Monty Alexander’s multi-faceted pianistic talent, his infectious enthusiasm, prodigious swing, extemporaneous humour and energetic resourcefulness ought to be enough to win over an audience even when it is littered with Hellenic corpses, Polish paragons and Blue Circle drinkers. But for the first part of his two-week season at Ronnie Scott’s, Alexander experienced difficulty in getting through.
Problems with the piano, the internal balance and the set-up on the stage were the prime factors which impaired communications. Another challenge was certainly the massively entertaining exuberance of Bertice Reading, an explosive and irresistibly good-humoured performer whose professionalism and vitality make her extremely hard to follow.

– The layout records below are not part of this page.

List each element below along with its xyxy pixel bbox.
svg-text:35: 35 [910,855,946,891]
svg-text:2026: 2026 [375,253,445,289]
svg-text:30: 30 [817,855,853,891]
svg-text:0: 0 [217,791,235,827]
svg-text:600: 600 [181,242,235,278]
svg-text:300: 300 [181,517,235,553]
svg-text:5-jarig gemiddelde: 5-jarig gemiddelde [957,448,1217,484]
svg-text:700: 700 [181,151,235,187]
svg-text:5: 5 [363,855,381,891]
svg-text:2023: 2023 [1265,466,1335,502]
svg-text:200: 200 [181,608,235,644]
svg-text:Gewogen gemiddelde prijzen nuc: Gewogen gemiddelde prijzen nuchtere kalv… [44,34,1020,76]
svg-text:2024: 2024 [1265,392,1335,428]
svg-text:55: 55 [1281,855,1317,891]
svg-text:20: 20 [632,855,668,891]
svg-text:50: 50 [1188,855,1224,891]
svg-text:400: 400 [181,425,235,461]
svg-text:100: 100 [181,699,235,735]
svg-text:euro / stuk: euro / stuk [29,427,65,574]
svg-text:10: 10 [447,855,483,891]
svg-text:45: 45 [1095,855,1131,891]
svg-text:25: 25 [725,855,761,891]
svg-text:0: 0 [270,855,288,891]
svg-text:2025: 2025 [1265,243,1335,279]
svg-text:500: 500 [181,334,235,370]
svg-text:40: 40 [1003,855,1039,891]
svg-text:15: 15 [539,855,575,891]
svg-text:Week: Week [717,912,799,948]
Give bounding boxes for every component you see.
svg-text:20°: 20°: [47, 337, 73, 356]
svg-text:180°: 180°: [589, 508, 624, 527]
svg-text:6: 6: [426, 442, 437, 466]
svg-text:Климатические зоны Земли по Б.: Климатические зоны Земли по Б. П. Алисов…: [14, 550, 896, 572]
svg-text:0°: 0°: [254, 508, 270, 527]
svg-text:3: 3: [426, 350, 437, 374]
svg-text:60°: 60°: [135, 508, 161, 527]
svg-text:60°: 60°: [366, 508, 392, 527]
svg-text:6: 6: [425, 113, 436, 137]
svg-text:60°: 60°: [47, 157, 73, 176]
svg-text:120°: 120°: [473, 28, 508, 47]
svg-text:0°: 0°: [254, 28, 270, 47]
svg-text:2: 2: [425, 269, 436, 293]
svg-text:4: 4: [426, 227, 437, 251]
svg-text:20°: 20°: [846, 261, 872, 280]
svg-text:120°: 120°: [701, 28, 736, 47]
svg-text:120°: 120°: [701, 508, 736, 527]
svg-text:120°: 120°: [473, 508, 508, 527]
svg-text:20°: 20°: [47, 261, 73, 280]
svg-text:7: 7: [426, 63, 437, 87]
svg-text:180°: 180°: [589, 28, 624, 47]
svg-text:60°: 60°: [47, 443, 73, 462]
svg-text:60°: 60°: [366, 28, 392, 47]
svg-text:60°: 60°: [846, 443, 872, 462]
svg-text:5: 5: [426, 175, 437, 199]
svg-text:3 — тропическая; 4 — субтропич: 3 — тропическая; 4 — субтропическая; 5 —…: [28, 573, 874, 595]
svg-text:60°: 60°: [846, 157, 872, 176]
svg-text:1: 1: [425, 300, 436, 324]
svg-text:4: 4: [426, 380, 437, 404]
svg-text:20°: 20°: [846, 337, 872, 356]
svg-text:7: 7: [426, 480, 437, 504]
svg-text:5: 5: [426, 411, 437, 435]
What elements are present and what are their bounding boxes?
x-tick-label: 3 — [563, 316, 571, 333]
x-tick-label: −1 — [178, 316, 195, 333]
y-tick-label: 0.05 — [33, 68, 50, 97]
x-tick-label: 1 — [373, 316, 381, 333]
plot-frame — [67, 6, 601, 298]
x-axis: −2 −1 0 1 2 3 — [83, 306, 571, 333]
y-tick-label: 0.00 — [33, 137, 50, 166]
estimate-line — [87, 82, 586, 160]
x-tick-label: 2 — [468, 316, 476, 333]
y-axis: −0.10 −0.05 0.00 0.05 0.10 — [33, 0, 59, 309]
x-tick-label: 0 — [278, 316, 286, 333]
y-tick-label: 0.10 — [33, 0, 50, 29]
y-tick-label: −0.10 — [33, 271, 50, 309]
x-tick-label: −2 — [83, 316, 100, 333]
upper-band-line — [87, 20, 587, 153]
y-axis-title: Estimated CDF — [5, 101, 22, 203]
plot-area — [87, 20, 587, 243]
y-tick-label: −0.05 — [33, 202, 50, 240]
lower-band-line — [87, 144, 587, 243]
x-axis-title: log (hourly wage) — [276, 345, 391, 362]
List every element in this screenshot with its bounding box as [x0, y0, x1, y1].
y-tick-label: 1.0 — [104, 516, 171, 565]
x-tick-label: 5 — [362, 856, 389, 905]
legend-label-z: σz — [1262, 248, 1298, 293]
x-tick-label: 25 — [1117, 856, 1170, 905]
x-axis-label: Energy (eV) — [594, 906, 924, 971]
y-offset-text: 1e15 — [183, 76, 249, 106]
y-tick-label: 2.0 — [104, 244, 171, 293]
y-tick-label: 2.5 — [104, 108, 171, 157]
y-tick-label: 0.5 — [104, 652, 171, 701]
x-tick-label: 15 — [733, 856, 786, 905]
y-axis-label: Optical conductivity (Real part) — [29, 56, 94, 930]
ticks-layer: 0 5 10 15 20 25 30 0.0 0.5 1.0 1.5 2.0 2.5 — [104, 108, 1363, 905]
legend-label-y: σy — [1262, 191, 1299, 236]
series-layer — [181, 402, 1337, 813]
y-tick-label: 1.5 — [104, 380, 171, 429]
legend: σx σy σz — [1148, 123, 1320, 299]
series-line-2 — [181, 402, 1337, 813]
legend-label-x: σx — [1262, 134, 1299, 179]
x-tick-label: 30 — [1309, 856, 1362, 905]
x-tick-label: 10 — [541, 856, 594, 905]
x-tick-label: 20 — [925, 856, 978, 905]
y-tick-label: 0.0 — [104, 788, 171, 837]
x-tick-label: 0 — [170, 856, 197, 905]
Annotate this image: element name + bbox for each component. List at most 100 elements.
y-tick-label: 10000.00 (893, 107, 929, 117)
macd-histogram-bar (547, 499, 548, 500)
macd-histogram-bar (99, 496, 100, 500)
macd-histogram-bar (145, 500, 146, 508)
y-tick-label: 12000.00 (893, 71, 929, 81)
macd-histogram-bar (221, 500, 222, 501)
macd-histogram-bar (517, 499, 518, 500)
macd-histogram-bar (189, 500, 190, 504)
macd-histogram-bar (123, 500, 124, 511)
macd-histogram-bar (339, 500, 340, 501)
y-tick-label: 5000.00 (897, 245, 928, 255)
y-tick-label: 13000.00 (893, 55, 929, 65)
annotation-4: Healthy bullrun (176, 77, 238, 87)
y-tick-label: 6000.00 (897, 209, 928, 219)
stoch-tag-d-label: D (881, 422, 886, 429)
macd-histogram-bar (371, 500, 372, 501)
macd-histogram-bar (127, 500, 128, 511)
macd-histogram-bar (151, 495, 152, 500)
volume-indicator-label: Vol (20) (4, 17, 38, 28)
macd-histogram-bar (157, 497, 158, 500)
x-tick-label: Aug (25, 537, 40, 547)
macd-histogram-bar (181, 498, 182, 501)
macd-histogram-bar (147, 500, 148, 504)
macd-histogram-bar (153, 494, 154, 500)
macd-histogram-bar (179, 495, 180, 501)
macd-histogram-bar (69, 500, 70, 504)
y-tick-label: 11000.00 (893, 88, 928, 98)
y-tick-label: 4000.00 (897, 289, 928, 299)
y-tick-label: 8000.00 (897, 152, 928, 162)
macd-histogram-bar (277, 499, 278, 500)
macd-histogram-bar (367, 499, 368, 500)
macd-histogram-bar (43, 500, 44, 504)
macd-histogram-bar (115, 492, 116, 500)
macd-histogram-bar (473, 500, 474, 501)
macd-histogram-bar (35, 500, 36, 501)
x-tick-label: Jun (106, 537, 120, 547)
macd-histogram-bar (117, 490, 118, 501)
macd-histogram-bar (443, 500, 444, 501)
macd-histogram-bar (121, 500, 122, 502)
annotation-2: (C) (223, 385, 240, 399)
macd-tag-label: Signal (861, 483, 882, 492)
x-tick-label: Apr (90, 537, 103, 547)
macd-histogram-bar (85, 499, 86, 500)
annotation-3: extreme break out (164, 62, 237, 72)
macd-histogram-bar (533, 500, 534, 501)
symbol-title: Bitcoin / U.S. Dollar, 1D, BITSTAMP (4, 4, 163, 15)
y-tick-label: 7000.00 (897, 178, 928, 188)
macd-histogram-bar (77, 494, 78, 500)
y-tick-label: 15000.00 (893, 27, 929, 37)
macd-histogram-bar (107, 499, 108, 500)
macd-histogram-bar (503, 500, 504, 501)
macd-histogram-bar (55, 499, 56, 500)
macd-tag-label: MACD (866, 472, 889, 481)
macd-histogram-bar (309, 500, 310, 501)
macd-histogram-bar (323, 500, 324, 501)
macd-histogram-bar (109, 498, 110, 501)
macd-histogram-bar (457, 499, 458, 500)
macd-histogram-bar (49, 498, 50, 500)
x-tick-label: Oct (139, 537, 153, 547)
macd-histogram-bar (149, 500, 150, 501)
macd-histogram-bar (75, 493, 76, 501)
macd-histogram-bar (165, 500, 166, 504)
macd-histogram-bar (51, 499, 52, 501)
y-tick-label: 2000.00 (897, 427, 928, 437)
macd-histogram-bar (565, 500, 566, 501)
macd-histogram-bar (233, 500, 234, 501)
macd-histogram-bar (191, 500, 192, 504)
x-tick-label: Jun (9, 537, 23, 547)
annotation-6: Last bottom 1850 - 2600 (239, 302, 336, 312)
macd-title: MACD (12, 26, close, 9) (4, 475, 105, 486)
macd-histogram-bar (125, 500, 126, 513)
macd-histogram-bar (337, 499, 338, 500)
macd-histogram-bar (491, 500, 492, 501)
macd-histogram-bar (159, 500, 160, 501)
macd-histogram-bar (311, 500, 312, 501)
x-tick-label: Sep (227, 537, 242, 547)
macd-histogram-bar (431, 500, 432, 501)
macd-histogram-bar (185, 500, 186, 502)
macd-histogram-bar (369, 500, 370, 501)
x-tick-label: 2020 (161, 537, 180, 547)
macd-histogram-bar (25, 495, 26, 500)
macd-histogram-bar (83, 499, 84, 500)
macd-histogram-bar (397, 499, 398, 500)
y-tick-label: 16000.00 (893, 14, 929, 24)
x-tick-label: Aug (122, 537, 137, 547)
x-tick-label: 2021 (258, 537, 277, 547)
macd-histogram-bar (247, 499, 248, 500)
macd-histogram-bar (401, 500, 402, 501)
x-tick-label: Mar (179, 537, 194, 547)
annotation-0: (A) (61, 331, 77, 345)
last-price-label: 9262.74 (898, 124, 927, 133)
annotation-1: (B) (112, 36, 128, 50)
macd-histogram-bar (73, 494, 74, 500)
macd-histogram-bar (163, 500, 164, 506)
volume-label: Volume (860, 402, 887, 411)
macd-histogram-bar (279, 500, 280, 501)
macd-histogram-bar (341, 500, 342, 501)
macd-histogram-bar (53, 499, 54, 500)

Nevertheless, no musician works harder than Alexander to reach an audience and by the midway point of his engagement, he was setting in motion the precious mutual catalysis that informs the best live jazz performances.
With two former Ahmad Jamal sidemen – Jamil Nasser on bass and Frank Gant on drums – plus his long-time, fellow Jamaican associate Ernest Ranglin on guitar – Alexander put together intelligently programmed sets, working sometimes in duo with just bass or guitar, varying the mood and tempo and selecting tunes and treatments particularly suited to his special talents.
Monty Alexander is a pianist who believes in the somewhat unfashionable virtues of good melodies, interesting changes, creative dynamics and hard-swinging tempos. Yet despite the conventional approach, he has forged a unique style of his own and he is undoubtedly one of the most consistently interesting and rewarding club players on the scene. He’s certainly a master of the famous jazz art of surprise.